Marvell still trades far below the figure Huang mentioned. To reach a $1 trillion market value, the stock would need to multiply several times from here. Reuters’ Morning Bid put Marvell’s market cap at about $254 billion after the latest jump and flagged how quickly some other AI-focused chip names have seen their shares move.
Marvell shares surged after the company posted a strong quarter. Marvell reported last week that fiscal first-quarter revenue grew 28% year over year to a record $2.418 billion. The company guided second-quarter revenue to $2.7 billion at the midpoint. Murphy said there were “exceptional AI-related bookings” and raised revenue targets for fiscal 2027 and 2028. Marvell Technology, Inc.

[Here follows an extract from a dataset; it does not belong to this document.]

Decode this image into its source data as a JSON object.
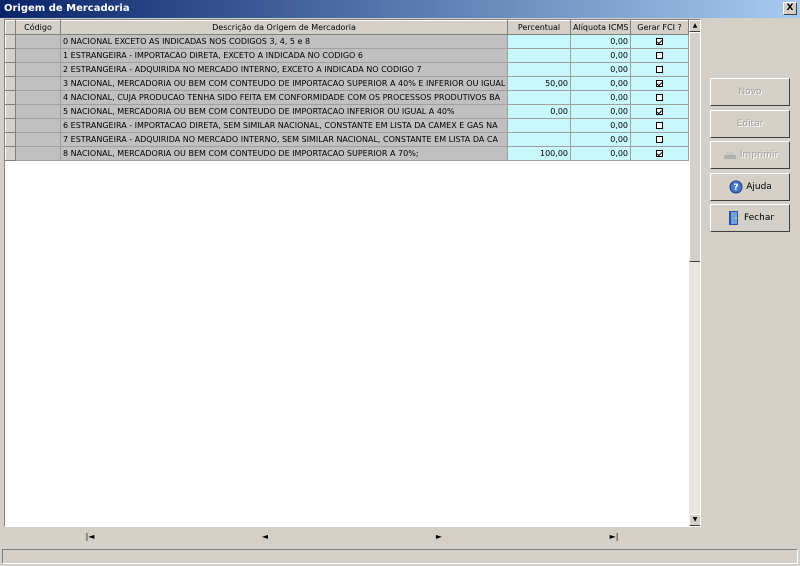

Marvell makes chips and data-movement gear found in AI data centers. It builds custom chips for specific clients or workloads. Its optical interconnects switch electrical signals to light, speeding data through big server clusters.

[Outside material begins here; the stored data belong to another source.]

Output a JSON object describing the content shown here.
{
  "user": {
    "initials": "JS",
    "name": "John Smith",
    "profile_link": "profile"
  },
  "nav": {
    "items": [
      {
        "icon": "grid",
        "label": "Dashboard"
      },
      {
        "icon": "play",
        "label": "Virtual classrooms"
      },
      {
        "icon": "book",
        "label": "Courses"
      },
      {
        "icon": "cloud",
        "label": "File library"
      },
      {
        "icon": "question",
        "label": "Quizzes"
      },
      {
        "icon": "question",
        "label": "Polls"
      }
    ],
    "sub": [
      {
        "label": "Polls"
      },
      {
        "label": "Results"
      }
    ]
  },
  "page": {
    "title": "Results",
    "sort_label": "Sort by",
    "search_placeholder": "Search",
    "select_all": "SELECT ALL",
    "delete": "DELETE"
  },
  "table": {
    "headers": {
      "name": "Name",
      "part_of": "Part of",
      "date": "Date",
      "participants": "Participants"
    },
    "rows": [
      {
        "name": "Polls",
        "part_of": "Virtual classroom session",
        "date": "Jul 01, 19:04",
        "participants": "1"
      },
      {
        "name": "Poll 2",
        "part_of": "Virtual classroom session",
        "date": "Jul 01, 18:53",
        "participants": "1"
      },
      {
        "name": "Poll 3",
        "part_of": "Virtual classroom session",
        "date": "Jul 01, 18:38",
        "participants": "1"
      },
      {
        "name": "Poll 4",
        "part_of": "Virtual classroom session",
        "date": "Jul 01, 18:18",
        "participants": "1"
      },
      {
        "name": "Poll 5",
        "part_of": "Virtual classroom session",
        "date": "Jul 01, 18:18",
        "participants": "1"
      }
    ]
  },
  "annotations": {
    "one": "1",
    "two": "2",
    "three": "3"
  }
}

The major indexes saw modest moves. The S&P 500 picked up 0.13%, the Dow rose 0.45% and the Nasdaq Composite was nearly flat, up just 0.03% on Tuesday. The Philadelphia semiconductor index surged 5.9%. “There’s a lot going on under the hood,” Mike Dickson, Horizon Investments’ head of portfolio management, told Reuters, pointing to “massive dispersion” within the AI infrastructure trade. Reuters
Broadcom ended at a record, with investors looking for similar custom silicon and networking gains as Marvell saw. The chipmaker is set to report Wednesday. The move came as bets grew that AI data-center spending is spreading out from Nvidia’s core processors. Broadcom is seen as one of Marvell’s top rivals in these markets.
The risk isn’t hard to spot. Stocks move faster than revenue. If cloud customers cut back on AI infrastructure buying, Marvell’s custom chip ramps get pushed back, or optical networking margins come in light, Tuesday’s re-rating could flip the other way fast. The shares are near 100 times earnings per share — that’s profit per share.
Huang’s comment has worked as more than just praise for Marvell. The market is trading Marvell like a go-to play on the coming wave of AI infrastructure spending, while investors watch for Broadcom’s numbers and U.S. data on Wednesday to see if chips have run too far.